La anciana la observaba en silencio mientras la partera pensaba. La bebé emitió un pequeño sonido, como un murmullo entre sueño y llanto. Entonces, la mujer susurró:

—Te llamarás… Risa.

La palabra salió de sus labios con suavidad, como una promesa.

—Porque incluso en medio del dolor… tú serás mi alegría, pequeña Risa.

La anciana inclinó la cabeza, aprobando el nombre, mientras acomodaba mantas secas alrededor de la recién nacida. La partera, agotada, cerró los ojos un instante, rezando para que los pasos de los lobos jamás llegaran a ese pueblo olvidado.

Al otro lado del bosque, Rhaziel rugía con una furia que hacía temblar a los árboles. La cacería había fracasado. Sus lobos habían seguido el rastro hasta el río, pero allí las aguas turbulentas habían borrado todo vestigio. Ninguno de sus guerreros pudo oler más allá.

Rhaziel había recorrido la orilla una y otra vez, golpeando la tierra con sus garras, su pecho retumbando con gruñidos cada vez más desesperados.

—¡Ella está aquí! ¡Lo sé! —bramó, arrancando de cuajo un tronco con las manos desnudas—. ¡No puede haber desaparecido!

Sus soldados lo observaban a distancia, temerosos de acercarse demasiado. El Rey estaba perdiendo el control.

El vínculo lo quemaba por dentro. Cada vez que cerraba los ojos podía escuchar el eco del llanto, sentir el llamado en su sangre, y sin embargo, no podía alcanzarla. Era como una daga en su orgullo, como si la criatura se burlara de él desde algún escondite.

—Rhaziel… —se atrevió a hablar uno de sus tenientes, inclinando la cabeza—. Tal vez la criatura murió en el río.

El Rey se giró con los colmillos descubiertos.

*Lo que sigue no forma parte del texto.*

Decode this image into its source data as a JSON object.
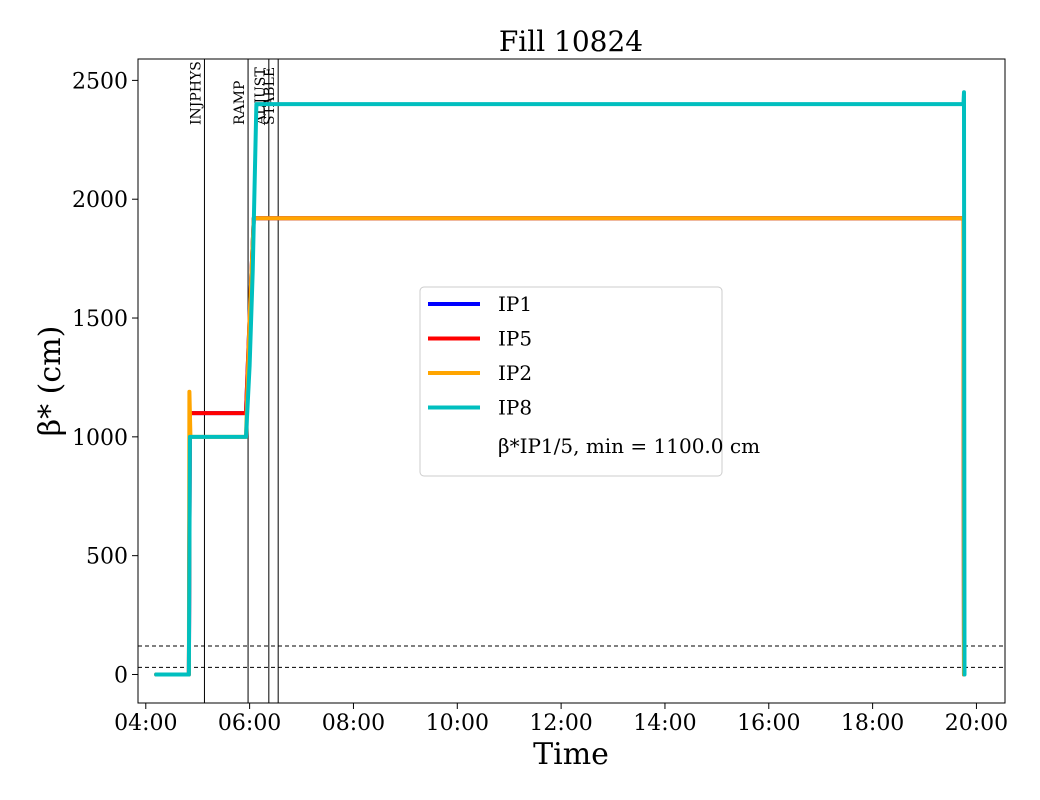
{
  "chart_data": {
    "type": "line",
    "title": "Fill 10824",
    "xlabel": "Time",
    "ylabel": "β* (cm)",
    "x_unit": "hours",
    "xlim": [
      "04:00",
      "20:00"
    ],
    "xlim_hours": [
      3.85,
      20.55
    ],
    "ylim": [
      -120,
      2590
    ],
    "x_ticks": [
      {
        "label": "04:00",
        "value": 4
      },
      {
        "label": "06:00",
        "value": 6
      },
      {
        "label": "08:00",
        "value": 8
      },
      {
        "label": "10:00",
        "value": 10
      },
      {
        "label": "12:00",
        "value": 12
      },
      {
        "label": "14:00",
        "value": 14
      },
      {
        "label": "16:00",
        "value": 16
      },
      {
        "label": "18:00",
        "value": 18
      },
      {
        "label": "20:00",
        "value": 20
      }
    ],
    "y_ticks": [
      0,
      500,
      1000,
      1500,
      2000,
      2500
    ],
    "grid": false,
    "legend_position": "center",
    "legend_note": "β*IP1/5, min = 1100.0 cm",
    "phase_lines": [
      {
        "label": "INJPHYS",
        "time": 5.13
      },
      {
        "label": "RAMP",
        "time": 5.97
      },
      {
        "label": "ADJUST",
        "time": 6.37
      },
      {
        "label": "STABLE",
        "time": 6.55
      }
    ],
    "hlines": [
      30,
      120
    ],
    "series": [
      {
        "name": "IP1",
        "color": "#0000ff",
        "points": [
          [
            4.2,
            0
          ],
          [
            4.83,
            0
          ],
          [
            4.85,
            1100
          ],
          [
            5.93,
            1100
          ],
          [
            6.0,
            1500
          ],
          [
            6.08,
            1920
          ],
          [
            19.75,
            1920
          ],
          [
            19.76,
            0
          ]
        ]
      },
      {
        "name": "IP5",
        "color": "#ff0000",
        "points": [
          [
            4.2,
            0
          ],
          [
            4.83,
            0
          ],
          [
            4.85,
            1100
          ],
          [
            5.93,
            1100
          ],
          [
            6.0,
            1500
          ],
          [
            6.08,
            1920
          ],
          [
            19.75,
            1920
          ],
          [
            19.76,
            0
          ]
        ]
      },
      {
        "name": "IP2",
        "color": "#ffa500",
        "points": [
          [
            4.2,
            0
          ],
          [
            4.83,
            0
          ],
          [
            4.84,
            1190
          ],
          [
            4.86,
            1000
          ],
          [
            5.93,
            1000
          ],
          [
            6.0,
            1500
          ],
          [
            6.08,
            1920
          ],
          [
            19.75,
            1920
          ],
          [
            19.76,
            0
          ]
        ]
      },
      {
        "name": "IP8",
        "color": "#00bfbf",
        "points": [
          [
            4.2,
            0
          ],
          [
            4.83,
            0
          ],
          [
            4.85,
            1000
          ],
          [
            5.93,
            1000
          ],
          [
            6.0,
            1300
          ],
          [
            6.06,
            1700
          ],
          [
            6.13,
            2400
          ],
          [
            19.75,
            2400
          ],
          [
            19.76,
            2450
          ],
          [
            19.77,
            0
          ]
        ]
      }
    ]
  }
}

—¡Cállate! —rugió, lanzándose sobre él con una velocidad brutal. Sus garras rozaron la garganta del guerrero, que cayó de rodillas temblando—. Ella no está muerta. La siento. Está viva… ¡y es mía!

El silencio fue absoluto. Ningún lobo osó responder.

Finalmente, Rhaziel apartó la vista y respiró hondo, conteniendo la locura que lo consumía. Su voz se volvió un murmullo venenoso.

—Regresamos al palacio. Prepararemos una búsqueda más amplia. Si esa partera aún respira, la encontraré. Y cuando lo haga, arrancaré de ella el secreto con mis propias manos.

El palacio de Rhaziel se alzaba entre montañas, un bastión de piedra negra y torres puntiagudas que dominaban el horizonte. Cuando volvió, la corte lo recibió en silencio. Nadie osó hablar al verlo cruzar los pasillos con pasos firmes, el rostro marcado por la ira y la obsesión.

En su sala del trono, se dejó caer sobre el asiento tallado en roca. El eco de su respiración llenaba la cámara. Se pasó una mano por el cabello oscuro y cerró los ojos. Allí, en la soledad de su reinado, lo admitió en silencio: esa criatura lo estaba enloqueciendo.

Un lazo indestructible lo ataba a ella. Y hasta que no la tuviera entre sus manos, no habría descanso ni paz.

La luna carmesí seguía brillando tras las ventanas altas del palacio, como si observara con deleite cómo la profecía empezaba a hundir sus raíces en sangre y obsesión.